ROSE: I was in a bookstore in New York, in the Village, and there were like 50 copies of it in the very beginning. And I asked the owner if she'd read it. And she said, no, I'd never read it. And there were 50 copies of it and she couldn't keep it in stock.

NEARY: So if a snobby New York City bookstore owner and a snobby, possibly prudish, public radio reporter aren't reading these books, who is? Random House employee Elena Legeros has an idea.

LEGEROS: Actually, I sent a copy to my grandmother in Iowa because I thought that she and her friends would get a kick out of it.

NEARY: Wait. Your grandmother in Iowa?

LEGEROS: Yes. I thought that she might enjoy it.

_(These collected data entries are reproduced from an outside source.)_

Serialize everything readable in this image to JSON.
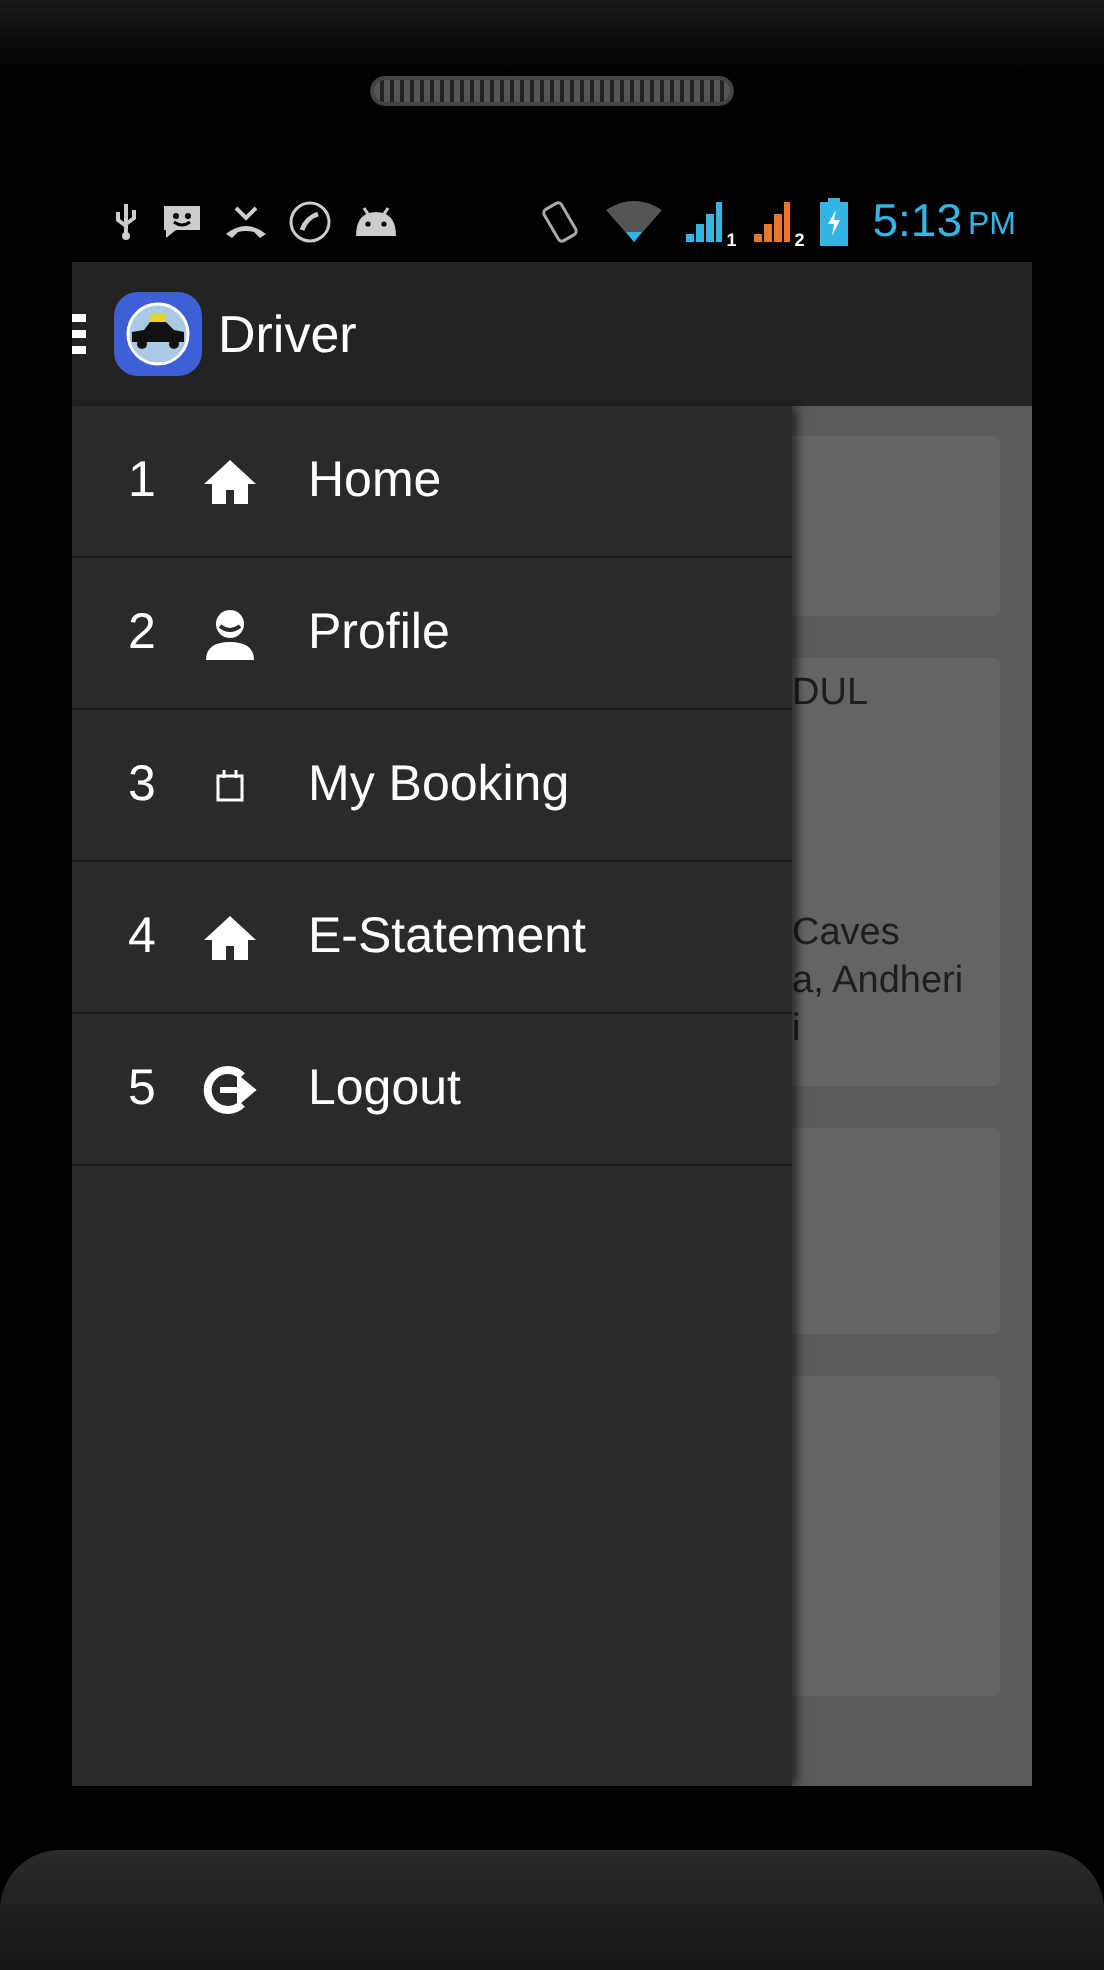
{
  "status_bar": {
    "sim_labels": [
      "1",
      "2"
    ],
    "time": "5:13",
    "period": "PM"
  },
  "action_bar": {
    "title": "Driver"
  },
  "drawer": {
    "items": [
      {
        "number": "1",
        "kind": "home",
        "label": "Home"
      },
      {
        "number": "2",
        "kind": "person",
        "label": "Profile"
      },
      {
        "number": "3",
        "kind": "calendar",
        "label": "My Booking"
      },
      {
        "number": "4",
        "kind": "home",
        "label": "E-Statement"
      },
      {
        "number": "5",
        "kind": "logout",
        "label": "Logout"
      }
    ]
  },
  "content_card": {
    "heading": "DUL",
    "address": [
      "Caves",
      "a, Andheri",
      "i"
    ]
  }
}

NEARY: Why your grandmother?

LEGEROS: I know what she enjoys reading, and I know what a lot of the people in the assisted living home where she lives in Iowa enjoy reading, and I just thought it would be fodder for conversation. It might give them something to talk about.

NEARY: You're telling me that your grandmother and the people in her assisted living facility like reading about S&M?

LEGEROS: They like reading romantic stories. This might be a new thing for them.

NEARY: So there you have it. The secret to the success of "Fifty Shades" is not sex; it's romance. Isn't that what women have always wanted? But if that's all it is, why were so many women buying all those gray ties? You'll just have to read the book to find out. Lynn Neary, NPR News, Washington.